SIR Colman Michael O’Loghlen, who had a long association with Papua New Guinea as a soldier and a jurist, will be buried today after dying peacefully in his sleep in southern Queensland last week.
Colman and Margaret O’Loghlen were close friends of the Parer families pre-war Wau. “They had eight children all educated at best schools in Melbourne,” says Rob Parer, “so you can imagine all the organising Margaret had to do to keep an eye on them during the school holidays.”
Sir Colman’s forebear, Sir Michael O’Loghlen (1789-1842), was a distinguished Irish lawyer who was awarded a baronetcy. Two of his sons Colman and Bryan became the second and third baronets and both were also prominent lawyers, Colman in Ireland and Bryan in Australia.
Sir Colman became heir to the Irish title of baronet in 1943, when his elder brother, Flying Officer Ross Bryan O'Loghlen, was executed in Rabaul while a prisoner of the Japanese.
When World War II came to Papua New Guinea Margaret was evacuated but Sir Colman, by now a lawyer in Wau, stayed on and joined the army (NGX303. NGVR and ANGAU), rising to the rank of Captain in Kanga Force, the nucleus of which was drawn from the peacetime militia, the New Guinea Volunteer Rifles.
Sometimes identifiable by gorgeous bird of paradise plumes stuck in their decrepit felt hats, the NGVR included bush-wise gold prospectors, government officers, miners, lawyers and clerks, including Col O'Loghlen who (as Sir Colman) was to succeed to an Irish baronetcy.
“The majority of Kanga Force troops were commandos, drawn from Australian independent companies,” Peter Ryan wrote in The Australian in 2007. “They were tough, well trained and apt at learning the special skills of New Guinea jungle fighting.
“No flight of enemy aircraft took off to raid Port Moresby from Lae or Salamaua unobserved by scouts, with warnings flashed to Moresby,” Ryan wrote. “Kanga Force also monitored Japanese movements along the Markham River Valley and barge supply traffic around the coast from Madang.
“Based in hinterland posts around the peacetime goldfields of Wau and the Bulolo Valley - perpetually threatened but never dislodged - Kanga Force remained a thorn in the enemy's side, a pebble in his shoe, a menacing and mysterious distraction whose shadowy presence held down many thousands of his troops.”
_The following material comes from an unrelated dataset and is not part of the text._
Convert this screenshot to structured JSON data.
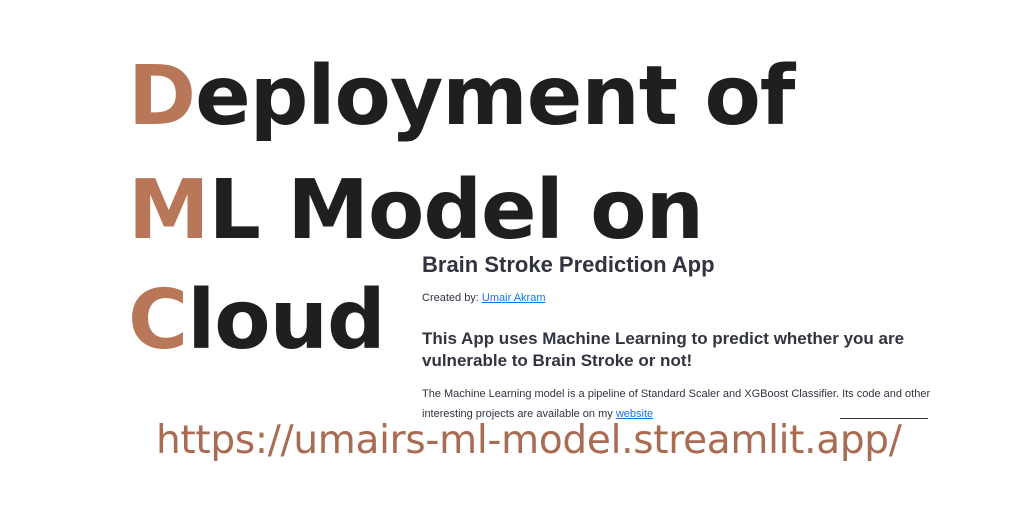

After the war, Sir Colman became a magistrate in Lae and an acting judge of the Supreme Court.
He later moved to the small Gippsland town of Trafalgar where he practised as a barrister. In March 1952 it was reported in the press that he had succeeded to the baronetcy as the sixth baron some eight months previously and had tried to keep it a secret from his friends and colleagues.
His wife Margaret predeceased Sir Colman and he is survived by their eight children and many other descendants.